Siempre hemos querido que nuestro Canijo fuera lo más autónomo posible, dentro de sus capacidades y su edad. Por eso hemos intentado darle siempre las herramientas necesarias para que lo fuera. Ya desde muy pequeñito empezó a elegir la ropa. A ayudarnos a poner la mesa y a que realice ciertas tareas del hogar aptas para sus tres añitos. Sin embargo algunas veces el Canijo ha querido hacer cosas que por mucho que el quiera no puede hacer. Un ejemplo de esto es el tirar la basura. Las primeras veces insistía en llevar el la bolsa de basura, que sin duda pesa más que él. Nuestro primer instinto fue decirle que no podía, pero hasta que no lo comprobó por él mismo no se dio por vencido. Y eso en realidad fue lo mejor ya que se dio cuenta de que tenía (por ahora esa limitación) y  lo mejor de todo es que descubrió que aunque no podía con la grande si podía coger la bolsa del cuarto de baño que es más pequeña. Y para mi es una maravilla, ver la confianza que gana día a día en si mismo. Como él mismo se cree capaz de hacer de todo. Todo un potencial escondido dentro de este pequeño Canijo.

Las jirafas no pueden bailar, de Giles Andreae. Un pop-up precioso con mucho movimiento y dibujos coloridos que divierte y sorprende a la hora de abrirlo. Su letra escrita en verso nos endulza el oído a la hora de leerlo y nos transporta a la selva y a su sonido.
Chufa la protagonista de la historia es una jirafa que quiere bailar en
 la fiesta que se celebra todos los años en la selva, pero todos se burlan de ella. Sin embargo descubrirá que a veces no se trata de lo que los demás dicen de ti, si no de lo que tu eres capaz de hacer. Por que todos somos diferentes, eso no significa que haya unos mejores que otros, si no que todos podemos bailar una música distinta.

Es enriquecedor para mi encontrarme cuentos así, que descubran lo bueno de la diferencia. Desde los gustos musicales hasta, las distintas capacidades de cada uno. Que nos recuerde que la confianza está en lo puedes llegar hacer con lo que tienes y trabajar por lo que no tienes aún, en el caso de los canijos.
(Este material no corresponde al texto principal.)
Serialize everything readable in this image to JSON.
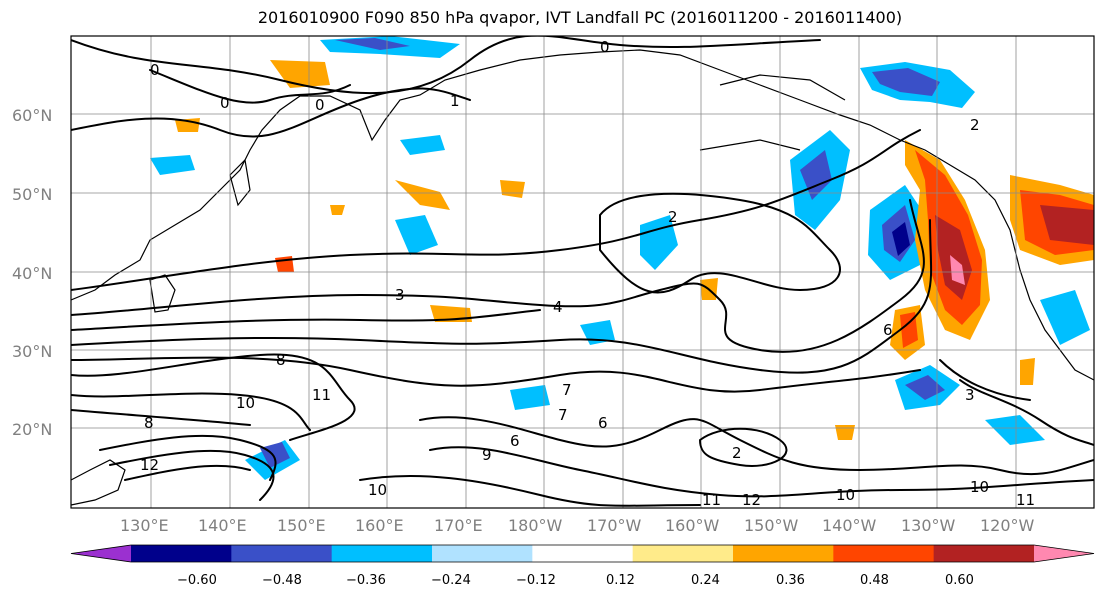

Nos ayuda a ver como a veces los prejuicios pueden paralizar a alguien y no dejarle ver lo que puede llegar hacer. Es aquí cuando la amistad y la gente que nos conoce puede ayudarnos y recordar que lo que los demás dicen de nosotros no es lo que realmente somos. 
Todo esto es algo que hasta los mayores olvidamos, olvidamos que no todos hacemos las mismas cosas. Yo canto fatal , pero hago un puchero riquisimo y eso no determina mi valía. Enriquece a la sociedad, nos hace ser mas tolerantes y nos empuja a tener que trabajar en equipo. Sin embargo cuando no recordamos esto, es cuando dejamos que los prejuicios nos inunden, nos burlamos de los demás y no permitimos que otros crezcan.
Un mensaje como este es importante para los canijos, que ellos sepan que viven en una sociedad diversa, para que los prejuicios no se apoderen de ellos y puedan ver a cada individuo con su potencial. Que ellos mismos encuentren su propio potencial, descubran poco a poco lo que pueden llegar hacer, sin que nadie determine lo que ellos son, mas que ellos mismos. Que puedan encontrar su música y destacar.